In Loveridge v. Shurtz, 111 Mich. 618, this court held (quoting from syllabus):

"It is competent for the parties to a contract for a conveyance of land requiring the deed to be executed on a specified day to extend the time by parol."

Vide, also, Frazer v. Hovey, 195 Mich. 160.

"It is very generally held that the time of the performance of a contract for the sale of land may be extended by parol. Thus the parties may by parol *Page 10 agreement extend the time of payment, or the time for executing the conveyance." 39 Cyc. p. 1351.

It is further urged that under the ruling inHollingshead v. Morris, 172 Mich. 126 (41 L.R.A. [N. S.] 310), the written acceptances by the owners of August 14th addressed to their agent were not valid acceptances as to plaintiff. In that case there was an offer by the owner but no money paid or tendered nor acceptance of the offer delivered to him until he had sold the property to another. We think the case is distinguishable in material facts and not controlling here.

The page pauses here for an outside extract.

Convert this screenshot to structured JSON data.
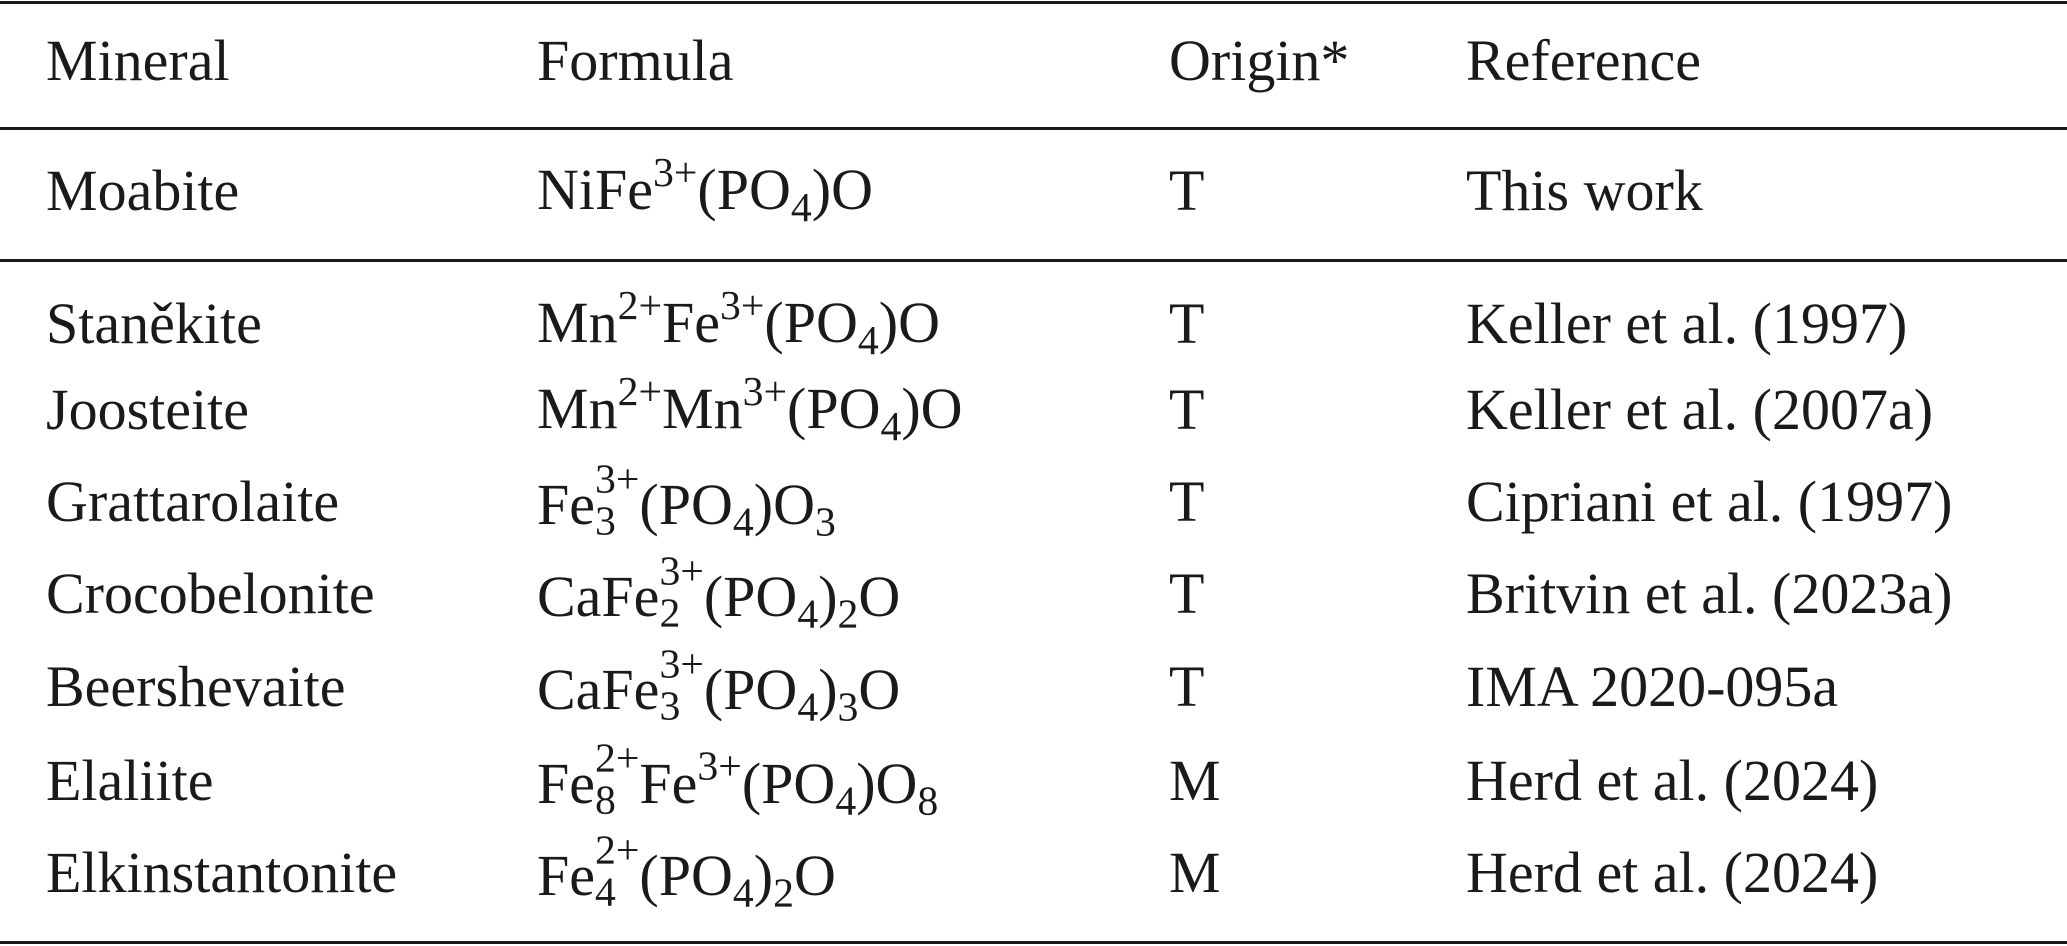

Plaintiff's counsel imputes a sinister motive to defendant's not turning over to the owners the entire deposit of $2,000 when they accepted the proposed extension of time to October 1st, which it is claimed constituted "a breach of trust on his part to the plaintiff." That impresses us as a matter between the owners and their agent, as plaintiff was given the extension of time he made the "further deposit" for.

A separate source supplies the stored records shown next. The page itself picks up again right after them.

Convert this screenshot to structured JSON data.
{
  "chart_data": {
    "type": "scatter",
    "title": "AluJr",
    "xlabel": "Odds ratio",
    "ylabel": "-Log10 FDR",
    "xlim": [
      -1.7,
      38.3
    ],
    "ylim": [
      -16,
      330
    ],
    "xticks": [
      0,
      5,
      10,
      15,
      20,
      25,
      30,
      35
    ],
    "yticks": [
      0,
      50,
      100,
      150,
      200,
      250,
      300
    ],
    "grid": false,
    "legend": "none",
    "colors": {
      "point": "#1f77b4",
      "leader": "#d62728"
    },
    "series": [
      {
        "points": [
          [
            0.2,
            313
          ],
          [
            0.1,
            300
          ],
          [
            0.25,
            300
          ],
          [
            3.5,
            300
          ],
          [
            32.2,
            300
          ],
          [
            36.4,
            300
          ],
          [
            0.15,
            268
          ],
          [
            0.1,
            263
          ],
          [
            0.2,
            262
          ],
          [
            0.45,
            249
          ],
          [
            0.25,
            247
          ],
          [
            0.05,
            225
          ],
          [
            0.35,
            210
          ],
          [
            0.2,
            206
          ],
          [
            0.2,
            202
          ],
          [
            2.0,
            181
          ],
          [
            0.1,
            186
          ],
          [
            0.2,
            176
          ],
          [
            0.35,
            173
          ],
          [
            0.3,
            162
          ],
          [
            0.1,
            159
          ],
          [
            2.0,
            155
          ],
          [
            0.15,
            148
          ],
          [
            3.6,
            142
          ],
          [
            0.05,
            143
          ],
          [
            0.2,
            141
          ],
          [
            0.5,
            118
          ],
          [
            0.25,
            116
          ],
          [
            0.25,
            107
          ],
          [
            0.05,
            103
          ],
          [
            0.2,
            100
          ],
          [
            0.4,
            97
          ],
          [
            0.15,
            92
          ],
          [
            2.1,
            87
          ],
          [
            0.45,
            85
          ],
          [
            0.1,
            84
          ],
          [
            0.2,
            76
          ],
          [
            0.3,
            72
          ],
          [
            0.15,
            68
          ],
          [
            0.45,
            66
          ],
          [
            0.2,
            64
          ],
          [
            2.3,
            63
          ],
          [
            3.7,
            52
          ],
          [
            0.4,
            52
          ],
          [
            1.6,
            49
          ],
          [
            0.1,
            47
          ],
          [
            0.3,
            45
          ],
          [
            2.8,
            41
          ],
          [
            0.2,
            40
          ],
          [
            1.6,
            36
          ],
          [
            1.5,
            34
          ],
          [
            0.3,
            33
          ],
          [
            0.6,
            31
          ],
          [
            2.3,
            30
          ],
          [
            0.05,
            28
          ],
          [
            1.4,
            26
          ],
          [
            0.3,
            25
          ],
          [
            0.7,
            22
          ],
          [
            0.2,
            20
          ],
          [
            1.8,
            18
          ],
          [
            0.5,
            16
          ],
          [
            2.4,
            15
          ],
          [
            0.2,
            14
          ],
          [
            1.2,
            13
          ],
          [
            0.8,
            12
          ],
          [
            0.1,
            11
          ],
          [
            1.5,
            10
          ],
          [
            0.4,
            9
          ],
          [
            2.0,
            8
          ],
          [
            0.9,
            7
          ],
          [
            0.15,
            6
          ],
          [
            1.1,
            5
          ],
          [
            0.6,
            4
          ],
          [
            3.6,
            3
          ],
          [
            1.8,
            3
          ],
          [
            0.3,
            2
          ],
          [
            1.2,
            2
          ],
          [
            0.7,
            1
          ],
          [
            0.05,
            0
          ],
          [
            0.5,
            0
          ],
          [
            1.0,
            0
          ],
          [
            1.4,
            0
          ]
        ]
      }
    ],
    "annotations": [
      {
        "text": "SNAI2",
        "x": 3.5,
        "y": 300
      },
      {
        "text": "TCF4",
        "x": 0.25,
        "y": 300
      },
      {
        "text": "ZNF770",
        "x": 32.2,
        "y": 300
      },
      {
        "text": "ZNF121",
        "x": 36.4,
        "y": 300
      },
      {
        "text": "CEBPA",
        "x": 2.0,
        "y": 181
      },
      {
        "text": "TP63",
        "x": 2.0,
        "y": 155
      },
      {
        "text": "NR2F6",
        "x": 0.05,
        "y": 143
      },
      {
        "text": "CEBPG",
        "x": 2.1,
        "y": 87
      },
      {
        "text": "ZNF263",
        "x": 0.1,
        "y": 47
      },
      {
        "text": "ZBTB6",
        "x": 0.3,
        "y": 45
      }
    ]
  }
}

The writings all relate to the same conditional purchase and are to be construed together. By them all payments were "to be made to the office of Alldis Company until this agreement is fulfilled." The $2,000 deposit was of the same nature as the first except as to the extension of time for fulfilment in consideration for which it was made, and to be credited upon the provided payment of $20,000, if the balance was paid within the extended time limit. The $3,000 deposited, or slightly over 2% of the $140,000 purchase price, tied up this property from April 13th to October 1, 1920. Had the sale gone through, defendant's 3% commission from the owners would have been $4,200. When the optional contract expired and the $3,000 deposits were forfeited he had turned over to the owners $1,500 of it and yet had in his possession the other half. He was accountable to them for it and its disposition was a matter between him and *Page 11 them. Plaintiff was dealing at arm's length with the owners and their agent. There were no trust relations between them, or their agent, and plaintiff.

The judgment is affirmed.

BIRD, C.J., and SHARPE, FELLOWS, WIEST, CLARK, and McDONALD, JJ., concurred.

Justice MOORE took no part in this decision.